Keep calm. This will all be over soon.
She
focused on the floor of the cart, then on one plank of wood, then
tighter on one small section of its worn grain. The sounds and cries
around her muffled. She kept her
concentration locked on one tiny, curled knot and poured her whole world
into it. The vegetables, the rocks, the missiles continued, but they
were as gnats on a summer’s night.
The
cart lurched to a halt but she saved herself from tumbling. Calmer than
she’d felt in a week, she raised herself upright. With all the majesty
she could muster, she regarded the peasants she’d been forced to live
amongst.
She fixed her eye on Benoit, a tanner, poised ready to throw a turnip,
but it slipped from his hand. The corner of her mouth curled.
She
looked at the stake rising out of a pile of dried sticks. They would
ignite with the barest of sparks and set her white smock aflame. She
swallowed hard.

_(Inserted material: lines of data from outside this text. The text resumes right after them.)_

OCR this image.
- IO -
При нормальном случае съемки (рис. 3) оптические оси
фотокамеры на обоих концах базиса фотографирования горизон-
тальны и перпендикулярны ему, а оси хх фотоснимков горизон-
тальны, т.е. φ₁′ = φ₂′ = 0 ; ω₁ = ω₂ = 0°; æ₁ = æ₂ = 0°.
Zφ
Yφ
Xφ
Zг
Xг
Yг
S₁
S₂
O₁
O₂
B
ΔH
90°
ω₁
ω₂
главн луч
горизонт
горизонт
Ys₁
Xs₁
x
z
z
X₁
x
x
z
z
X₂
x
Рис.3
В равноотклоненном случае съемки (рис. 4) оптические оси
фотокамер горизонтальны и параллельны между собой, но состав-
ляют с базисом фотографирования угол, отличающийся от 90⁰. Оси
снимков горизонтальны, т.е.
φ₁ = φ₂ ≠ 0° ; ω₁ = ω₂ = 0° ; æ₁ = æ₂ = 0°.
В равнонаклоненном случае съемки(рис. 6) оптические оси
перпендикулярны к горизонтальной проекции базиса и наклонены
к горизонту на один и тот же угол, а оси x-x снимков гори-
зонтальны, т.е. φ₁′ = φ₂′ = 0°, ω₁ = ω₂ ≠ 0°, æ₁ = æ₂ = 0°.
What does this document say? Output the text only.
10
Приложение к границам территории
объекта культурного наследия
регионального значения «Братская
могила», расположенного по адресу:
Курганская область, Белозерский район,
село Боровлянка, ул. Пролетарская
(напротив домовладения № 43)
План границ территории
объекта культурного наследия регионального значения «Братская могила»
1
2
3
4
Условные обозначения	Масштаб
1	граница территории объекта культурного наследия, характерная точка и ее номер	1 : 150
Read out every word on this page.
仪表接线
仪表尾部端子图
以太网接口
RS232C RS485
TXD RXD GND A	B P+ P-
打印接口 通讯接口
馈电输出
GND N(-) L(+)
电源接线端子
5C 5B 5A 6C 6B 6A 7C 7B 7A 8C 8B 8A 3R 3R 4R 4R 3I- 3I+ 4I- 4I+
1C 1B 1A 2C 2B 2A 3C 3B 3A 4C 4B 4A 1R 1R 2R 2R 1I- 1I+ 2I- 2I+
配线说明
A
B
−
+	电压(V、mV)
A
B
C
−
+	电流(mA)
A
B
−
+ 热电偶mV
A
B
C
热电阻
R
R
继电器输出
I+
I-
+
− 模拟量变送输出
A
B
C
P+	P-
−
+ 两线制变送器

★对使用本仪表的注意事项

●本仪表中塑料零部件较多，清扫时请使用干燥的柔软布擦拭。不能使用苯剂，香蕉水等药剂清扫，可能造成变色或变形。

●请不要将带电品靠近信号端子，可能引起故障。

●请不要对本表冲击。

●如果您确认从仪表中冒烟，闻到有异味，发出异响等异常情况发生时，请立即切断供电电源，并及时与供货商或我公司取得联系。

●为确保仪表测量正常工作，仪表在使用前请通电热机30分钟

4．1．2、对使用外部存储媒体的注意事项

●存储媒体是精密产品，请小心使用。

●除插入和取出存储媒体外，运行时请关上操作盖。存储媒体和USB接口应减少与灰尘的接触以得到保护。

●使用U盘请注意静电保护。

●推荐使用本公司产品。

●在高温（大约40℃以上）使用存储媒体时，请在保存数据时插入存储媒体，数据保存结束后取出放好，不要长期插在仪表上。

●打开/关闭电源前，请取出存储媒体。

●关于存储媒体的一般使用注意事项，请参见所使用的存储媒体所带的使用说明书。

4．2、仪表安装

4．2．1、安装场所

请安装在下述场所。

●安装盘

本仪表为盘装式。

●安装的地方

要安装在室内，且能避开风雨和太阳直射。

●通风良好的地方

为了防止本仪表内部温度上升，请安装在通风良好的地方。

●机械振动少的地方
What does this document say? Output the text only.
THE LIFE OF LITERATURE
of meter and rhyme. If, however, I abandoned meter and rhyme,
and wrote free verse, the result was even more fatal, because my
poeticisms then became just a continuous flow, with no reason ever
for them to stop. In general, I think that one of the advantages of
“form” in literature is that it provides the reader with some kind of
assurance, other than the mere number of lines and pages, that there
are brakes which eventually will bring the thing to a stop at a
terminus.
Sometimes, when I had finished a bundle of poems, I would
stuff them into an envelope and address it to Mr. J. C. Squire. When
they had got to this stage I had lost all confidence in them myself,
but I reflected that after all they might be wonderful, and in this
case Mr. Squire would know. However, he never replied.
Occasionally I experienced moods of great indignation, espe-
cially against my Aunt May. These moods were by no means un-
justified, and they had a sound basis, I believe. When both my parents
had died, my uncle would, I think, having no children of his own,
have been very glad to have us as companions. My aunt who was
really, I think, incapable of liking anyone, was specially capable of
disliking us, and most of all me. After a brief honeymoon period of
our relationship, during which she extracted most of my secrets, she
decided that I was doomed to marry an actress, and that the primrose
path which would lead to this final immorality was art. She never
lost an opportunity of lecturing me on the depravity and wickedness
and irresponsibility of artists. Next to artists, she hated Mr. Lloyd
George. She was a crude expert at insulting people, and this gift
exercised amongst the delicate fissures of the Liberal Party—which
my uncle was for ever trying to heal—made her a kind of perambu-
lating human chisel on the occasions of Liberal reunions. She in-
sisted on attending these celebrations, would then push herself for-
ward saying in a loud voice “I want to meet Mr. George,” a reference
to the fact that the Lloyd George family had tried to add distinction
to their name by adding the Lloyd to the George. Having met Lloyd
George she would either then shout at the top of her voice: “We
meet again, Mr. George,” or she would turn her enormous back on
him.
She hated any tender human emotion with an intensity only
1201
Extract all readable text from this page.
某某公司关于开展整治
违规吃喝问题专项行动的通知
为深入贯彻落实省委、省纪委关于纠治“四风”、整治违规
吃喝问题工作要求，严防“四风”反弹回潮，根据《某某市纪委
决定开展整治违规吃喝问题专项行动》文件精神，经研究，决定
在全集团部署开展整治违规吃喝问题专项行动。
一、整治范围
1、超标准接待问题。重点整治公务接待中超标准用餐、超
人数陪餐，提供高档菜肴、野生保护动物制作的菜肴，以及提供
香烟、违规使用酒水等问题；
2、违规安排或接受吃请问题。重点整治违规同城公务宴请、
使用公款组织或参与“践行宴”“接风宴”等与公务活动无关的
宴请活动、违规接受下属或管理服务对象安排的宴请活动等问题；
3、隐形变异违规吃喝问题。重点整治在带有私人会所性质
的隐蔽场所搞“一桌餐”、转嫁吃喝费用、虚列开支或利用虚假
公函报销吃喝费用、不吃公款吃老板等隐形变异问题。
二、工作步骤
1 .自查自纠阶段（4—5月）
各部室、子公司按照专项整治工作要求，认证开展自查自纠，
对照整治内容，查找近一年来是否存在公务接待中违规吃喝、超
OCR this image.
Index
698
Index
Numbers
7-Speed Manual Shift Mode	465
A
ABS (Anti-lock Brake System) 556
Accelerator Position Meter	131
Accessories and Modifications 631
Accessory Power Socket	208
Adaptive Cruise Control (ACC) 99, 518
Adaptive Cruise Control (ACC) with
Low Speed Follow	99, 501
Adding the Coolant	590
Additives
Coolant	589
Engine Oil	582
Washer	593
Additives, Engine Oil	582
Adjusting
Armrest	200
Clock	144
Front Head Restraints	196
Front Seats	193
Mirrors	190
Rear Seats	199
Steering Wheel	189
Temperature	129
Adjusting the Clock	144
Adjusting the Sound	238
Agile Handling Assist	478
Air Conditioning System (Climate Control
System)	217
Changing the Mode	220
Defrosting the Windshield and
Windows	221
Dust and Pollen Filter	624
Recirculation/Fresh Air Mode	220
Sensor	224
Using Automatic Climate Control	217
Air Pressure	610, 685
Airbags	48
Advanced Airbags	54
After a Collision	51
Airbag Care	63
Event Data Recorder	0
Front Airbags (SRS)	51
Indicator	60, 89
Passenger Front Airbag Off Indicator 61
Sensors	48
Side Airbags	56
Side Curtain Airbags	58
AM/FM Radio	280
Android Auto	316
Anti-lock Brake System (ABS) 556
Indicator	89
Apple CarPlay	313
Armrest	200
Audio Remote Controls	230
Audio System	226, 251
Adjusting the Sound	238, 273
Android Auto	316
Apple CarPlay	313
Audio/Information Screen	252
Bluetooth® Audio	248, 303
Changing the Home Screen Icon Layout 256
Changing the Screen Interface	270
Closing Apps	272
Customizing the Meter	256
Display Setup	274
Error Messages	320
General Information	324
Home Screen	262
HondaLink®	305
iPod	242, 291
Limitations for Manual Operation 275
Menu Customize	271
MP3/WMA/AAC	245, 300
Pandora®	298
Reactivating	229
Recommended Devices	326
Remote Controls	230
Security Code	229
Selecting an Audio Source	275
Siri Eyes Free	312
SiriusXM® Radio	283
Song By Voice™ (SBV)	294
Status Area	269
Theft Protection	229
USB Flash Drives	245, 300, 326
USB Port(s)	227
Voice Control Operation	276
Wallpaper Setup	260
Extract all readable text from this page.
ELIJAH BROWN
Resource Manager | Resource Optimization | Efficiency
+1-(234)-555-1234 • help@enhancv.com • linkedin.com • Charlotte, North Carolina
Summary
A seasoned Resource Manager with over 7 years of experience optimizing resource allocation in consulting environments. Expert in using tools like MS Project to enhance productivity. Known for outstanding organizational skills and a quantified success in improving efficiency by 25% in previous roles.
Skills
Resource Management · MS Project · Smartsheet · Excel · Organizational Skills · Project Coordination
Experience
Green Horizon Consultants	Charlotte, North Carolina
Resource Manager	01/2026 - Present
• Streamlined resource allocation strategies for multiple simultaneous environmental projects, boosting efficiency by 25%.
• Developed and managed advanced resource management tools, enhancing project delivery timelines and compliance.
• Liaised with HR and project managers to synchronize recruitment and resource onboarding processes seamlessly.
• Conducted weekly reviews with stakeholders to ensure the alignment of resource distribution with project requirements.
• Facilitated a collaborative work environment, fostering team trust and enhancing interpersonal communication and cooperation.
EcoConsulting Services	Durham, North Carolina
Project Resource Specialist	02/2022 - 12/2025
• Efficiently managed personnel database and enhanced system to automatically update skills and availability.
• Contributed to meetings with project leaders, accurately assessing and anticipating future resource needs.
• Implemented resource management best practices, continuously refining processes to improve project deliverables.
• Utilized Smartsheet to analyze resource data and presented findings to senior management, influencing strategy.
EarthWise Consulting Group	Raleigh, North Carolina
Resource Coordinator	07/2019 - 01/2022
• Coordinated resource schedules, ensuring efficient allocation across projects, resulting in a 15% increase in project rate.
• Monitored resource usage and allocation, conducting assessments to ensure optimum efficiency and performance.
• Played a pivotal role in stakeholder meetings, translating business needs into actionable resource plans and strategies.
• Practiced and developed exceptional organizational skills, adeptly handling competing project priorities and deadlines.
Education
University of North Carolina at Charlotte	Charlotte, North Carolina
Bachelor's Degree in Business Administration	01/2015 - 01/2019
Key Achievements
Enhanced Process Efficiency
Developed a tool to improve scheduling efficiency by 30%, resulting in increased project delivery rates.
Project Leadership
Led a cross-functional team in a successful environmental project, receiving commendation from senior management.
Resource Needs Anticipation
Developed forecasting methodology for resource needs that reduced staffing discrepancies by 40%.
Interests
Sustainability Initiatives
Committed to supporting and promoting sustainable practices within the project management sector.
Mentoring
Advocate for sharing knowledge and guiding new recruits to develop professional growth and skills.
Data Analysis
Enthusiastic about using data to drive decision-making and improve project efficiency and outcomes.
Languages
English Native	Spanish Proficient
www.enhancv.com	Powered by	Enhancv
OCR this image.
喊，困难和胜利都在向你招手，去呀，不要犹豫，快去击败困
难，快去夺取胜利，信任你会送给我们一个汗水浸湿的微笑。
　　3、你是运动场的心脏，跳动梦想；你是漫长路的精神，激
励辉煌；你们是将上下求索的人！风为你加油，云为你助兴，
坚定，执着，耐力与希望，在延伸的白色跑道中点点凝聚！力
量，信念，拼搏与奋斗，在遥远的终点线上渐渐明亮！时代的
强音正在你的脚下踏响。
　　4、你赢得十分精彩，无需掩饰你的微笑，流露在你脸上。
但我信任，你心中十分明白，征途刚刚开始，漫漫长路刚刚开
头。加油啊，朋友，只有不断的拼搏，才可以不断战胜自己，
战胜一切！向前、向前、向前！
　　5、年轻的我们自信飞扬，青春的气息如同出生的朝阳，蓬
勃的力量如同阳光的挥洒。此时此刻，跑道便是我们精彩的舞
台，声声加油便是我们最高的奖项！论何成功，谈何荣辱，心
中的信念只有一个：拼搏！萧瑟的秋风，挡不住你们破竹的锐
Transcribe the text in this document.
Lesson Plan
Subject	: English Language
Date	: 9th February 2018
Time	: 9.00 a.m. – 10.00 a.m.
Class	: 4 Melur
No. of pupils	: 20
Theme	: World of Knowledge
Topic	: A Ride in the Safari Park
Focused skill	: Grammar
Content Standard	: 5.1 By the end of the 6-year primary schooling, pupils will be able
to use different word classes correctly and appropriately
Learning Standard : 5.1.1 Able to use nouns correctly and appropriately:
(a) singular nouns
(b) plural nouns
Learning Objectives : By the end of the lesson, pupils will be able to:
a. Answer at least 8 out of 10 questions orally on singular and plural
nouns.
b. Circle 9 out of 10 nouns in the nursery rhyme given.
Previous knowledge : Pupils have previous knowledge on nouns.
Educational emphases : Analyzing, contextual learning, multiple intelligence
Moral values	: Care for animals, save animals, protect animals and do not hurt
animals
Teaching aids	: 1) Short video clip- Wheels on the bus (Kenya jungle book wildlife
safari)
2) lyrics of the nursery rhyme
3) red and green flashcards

For the first time since her sentencing, she felt uneasy
about what was to happen next.
Out
of the corner of her eye she spied the two priests in their vestments,
moving towards the cart — and her. Their lips mumbled prayers to the
Lord, old white-haired Père Laurens with the younger Guillaume beside
him, both with their eyes bright and hungry for the spectacle of seeing
God’s will be done. It had been weeks since their last burning.
One
of the guards who’d led her cart untied her from the floor. He grunted,
and pulled roughly on her rope, pitching her forward. Hating him for
the loss of grace, she wished she were a more vengeful person. The
things she could do to him…
Maybe I will when all this is done.
The
pelting began again as she was brought to the pyre, and led up the
steps to the stake. From this higher point she could see the crowd and
how it swelled. The square heaved with people. Children on fathers’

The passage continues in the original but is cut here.